Granitic suites formed in the last 2500 Ma are either calc-alkaline or, less commonly, alkalic. The space-time trends of granitoid rocks from modern compressional arcs include variations towards more silicic and potassic products. But even the most ‘mature’ magmas of these arcs have Fe/Mg ratios near to 1, in contrast with the strongly iron-enriched alkalic suites that characterize zones of crustal extension. Both calc-alkaline and alkalic suites are mainly mantle-derived; they evolved, respectively, from tholeiitic and alkali basalt parental magmas which have been subject, in most examples, to a two-stage fractionation history. Other factors that may influence the evolution of these parental magmas include, first, the addition of variable, but minor, amounts of crustal melt and, secondly, the persistence of refractory mineral phases in the zone of melting.

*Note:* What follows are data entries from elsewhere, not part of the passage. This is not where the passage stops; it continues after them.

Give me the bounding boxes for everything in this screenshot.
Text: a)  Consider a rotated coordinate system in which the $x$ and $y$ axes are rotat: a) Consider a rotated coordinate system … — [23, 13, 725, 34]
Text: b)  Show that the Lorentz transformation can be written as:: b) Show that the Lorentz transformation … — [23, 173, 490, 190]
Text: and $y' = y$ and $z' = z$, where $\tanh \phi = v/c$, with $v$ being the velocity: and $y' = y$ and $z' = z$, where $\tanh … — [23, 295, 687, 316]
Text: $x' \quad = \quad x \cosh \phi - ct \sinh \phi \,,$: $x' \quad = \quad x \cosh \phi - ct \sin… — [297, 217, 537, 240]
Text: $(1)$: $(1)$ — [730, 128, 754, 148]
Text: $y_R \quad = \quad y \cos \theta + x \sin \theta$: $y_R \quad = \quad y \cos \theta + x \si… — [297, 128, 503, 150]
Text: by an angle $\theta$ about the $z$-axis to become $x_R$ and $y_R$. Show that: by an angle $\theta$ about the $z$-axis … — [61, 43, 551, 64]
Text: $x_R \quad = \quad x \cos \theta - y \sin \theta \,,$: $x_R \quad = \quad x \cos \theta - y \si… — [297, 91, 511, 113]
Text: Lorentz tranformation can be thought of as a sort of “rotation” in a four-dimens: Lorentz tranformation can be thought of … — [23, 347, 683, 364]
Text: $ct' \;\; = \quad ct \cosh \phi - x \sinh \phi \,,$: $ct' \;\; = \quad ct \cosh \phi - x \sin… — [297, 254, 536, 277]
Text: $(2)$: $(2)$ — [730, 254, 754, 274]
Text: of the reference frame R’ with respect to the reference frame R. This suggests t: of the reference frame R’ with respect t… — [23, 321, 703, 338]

Contributions from subducted continental detritus are thought to be of minor significance. A long-term trend, over the entire history of the crust from more sodic to more potassic calc-alkaline magmatism may reflect the declining importance of subducted ocean lithosphere in magma generation and the increasing role of the overlying volatile-fluxed mantle wedge. This trend and, in particular, the widespread development of alkalic granite suites in mid-Proterozoic times, may be linked to the declining vigour of tectonic and associated magmatic processes during the Earth’s history. These alkalic suites may indicate a period when the continental lithosphere had become stable enough to resist fragmentation, leading to intracontinental ‘rift and swell’ zones of magmatism. In some cases, new plate cycles, with more normal calcalkaline igneous rocks, seem to have occurred in the same zones. Although much of the evidence favours the operation of plate tectonic and subduction processes in magma generation during Archaean and early Proterozoic times, this link cannot be taken as proved except for the last ca . 1000 Ma.